- Born: 20 May 1895 Elworth, Sandbach, Cheshire, England
- Died: 1980
- Allegiance: United Kingdom
- Branch: British Army Royal Air Force
- Rank: Lieutenant
- Unit: No. 4 Squadron RFC No. 11 Squadron RAF
- Conflicts: World War I World War II
- Awards: Military Medal

= Donald Beard =

British World War I flying ace

Lieutenant Donald Wainwright Beard, MM (20 May 1895–1980) was a British World War I flying ace credited with eight aerial victories.

==Early life and service==

Donald Wainwright Beard was born in Sandbach, Cheshire, England on 20 May 1895. Beard originally joined the Royal Flying Corps as a mechanic on 20 August 1913.

==World War I service==

Beard deployed to France with his unit when the war began. As he worked at his ground assignment, he agitated for opportunities to fly. He was manning the guns in the observer's seat of a Royal Aircraft Factory B.E.2 on a No. 4 Squadron RFC mission flown on 20 July 1916. During a dogfight, Captain Copeland, the pilot, was wounded. Beard shot down the attacking Pfalz E.I, then flew the B.E.2 home. His heroism earned him a Military Medal and a chance for pilot training.

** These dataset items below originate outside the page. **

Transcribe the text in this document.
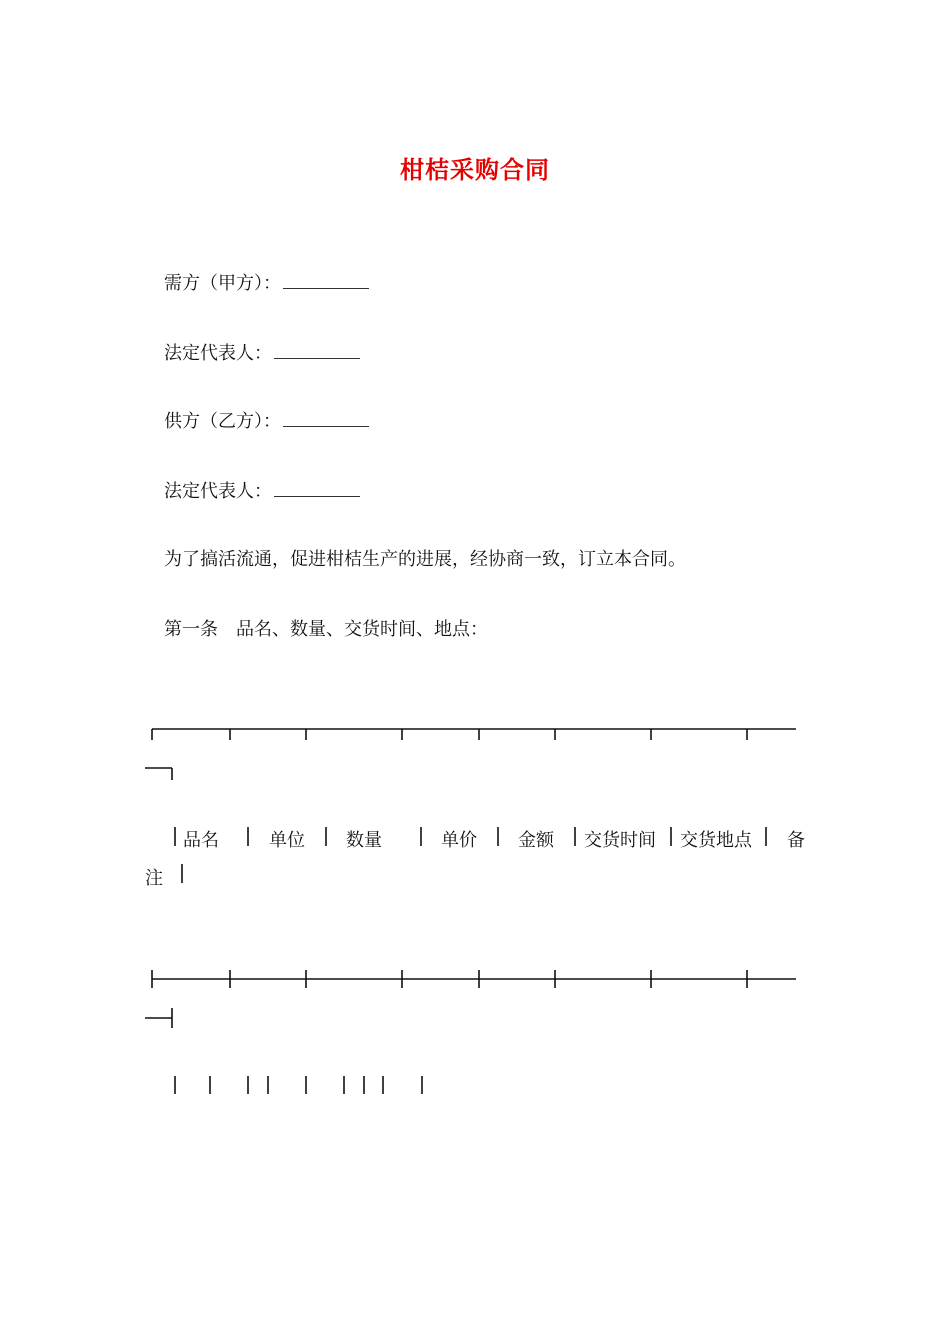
柑桔采购合同
需方（甲方）：
法定代表人：
供方（乙方）：
法定代表人：
为了搞活流通，促进柑桔生产的进展，经协商一致，订立本合同。
第一条　品名、数量、交货时间、地点：
品名	单位 数量	单价 金额 交货时间 交货地点 备
注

Training completed, he was assigned to No. 11 Squadron RFC as a sergeant pilot of a Bristol F.2 Fighter dubbed "Amy" on 26 November 1917. On 9 March 1918, with Sergeant H. W. Scarnell manning the rear guns, Beard drove a German Pfalz D.III down out of control. Six days later, the same team destroyed an Albatros D.III fighter and drove down two others. A week later, with Second Lieutenant H. M. Stewart as gunner, Beard set an Albatros D.V on fire. On 3 April 1918, Beard was commissioned as a Temporary Second Lieutenant. Beard's final victories came on 9 May 1918, when he destroyed one Pfalz D.III and drove another down out of control.

==Between the wars==
On 10 December 1920, Beard gave up his commission because of poor health caused by military service.

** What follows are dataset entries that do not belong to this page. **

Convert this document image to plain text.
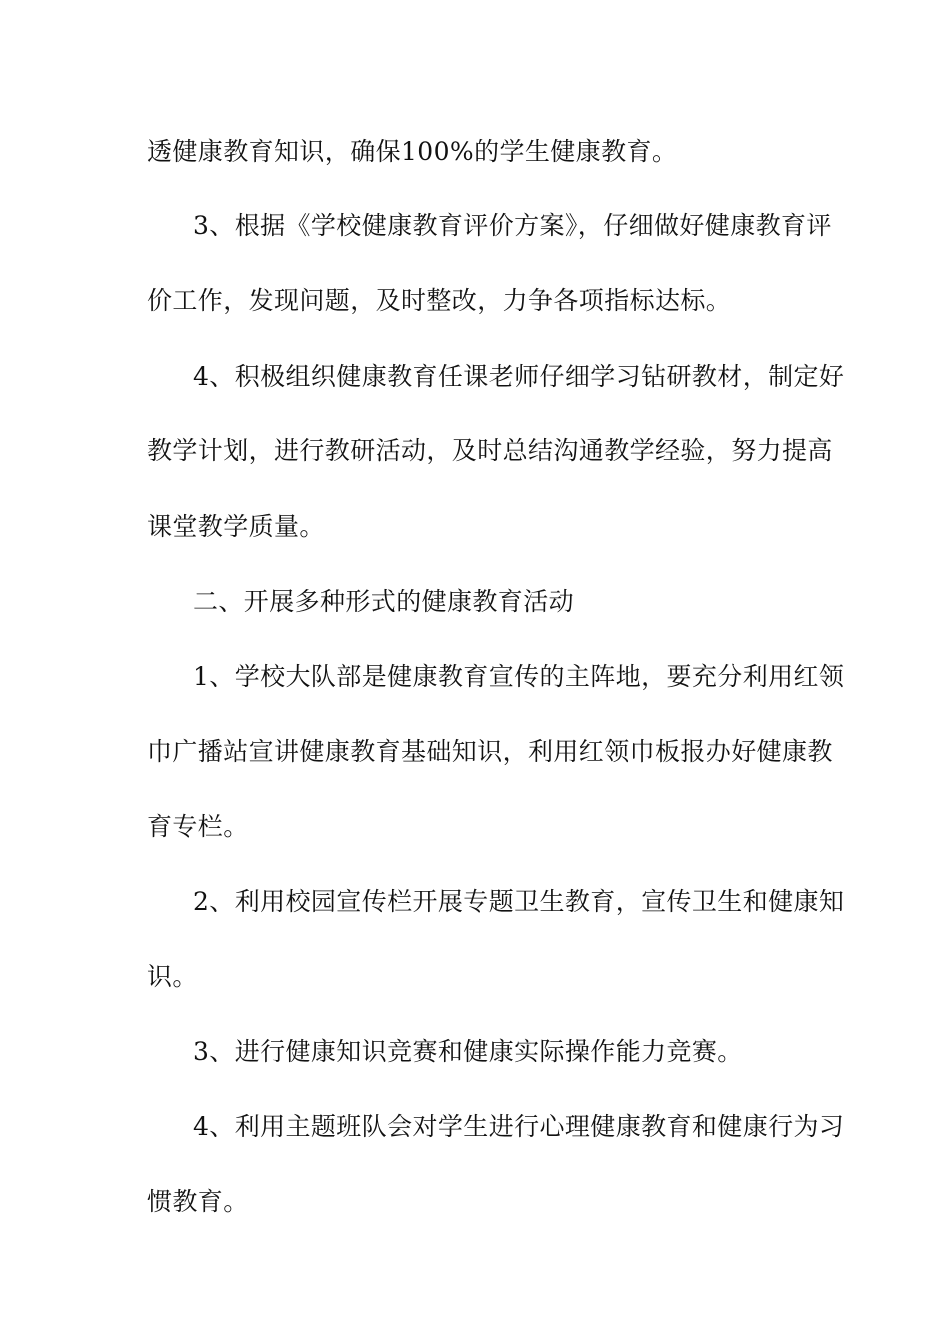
透健康教育知识，确保100%的学生健康教育。
3、根据《学校健康教育评价方案》，仔细做好健康教育评
价工作，发现问题，及时整改，力争各项指标达标。
4、积极组织健康教育任课老师仔细学习钻研教材，制定好
教学计划，进行教研活动，及时总结沟通教学经验，努力提高
课堂教学质量。
二、开展多种形式的健康教育活动
1、学校大队部是健康教育宣传的主阵地，要充分利用红领
巾广播站宣讲健康教育基础知识，利用红领巾板报办好健康教
育专栏。
2、利用校园宣传栏开展专题卫生教育，宣传卫生和健康知
识。
3、进行健康知识竞赛和健康实际操作能力竞赛。
4、利用主题班队会对学生进行心理健康教育和健康行为习
惯教育。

Beard married Stella Marie Gladys Londt. She died in a car crash on 27 December 1933, aged 22; their infant daughter Sally died shortly thereafter on 1 January 1934.

==World War II==
Beard was commissioned as a Flying Officer for the duration of World War II on 18 November 1940. On 22 January 1941, probationary Pilot Officer Beard was assigned to administrative duty. On 20 July, he was transferred to the Technical Branch. On 18 November 1941, Beard transferred into the reserves. On 13 March 1942, he once again resigned his commission as Pilot Officer because of poor health. As of 8 April 1947, he is also shown resigning his commission, which may indicate he returned to duty after the 1942 resignation.

== Later life ==
He later worked as an engineer and a salesman at a Sandbach motor firm.

==Honours and awards==
Awarded the Military Medal on 9 December 1916. Sergeant with Serial no. 839.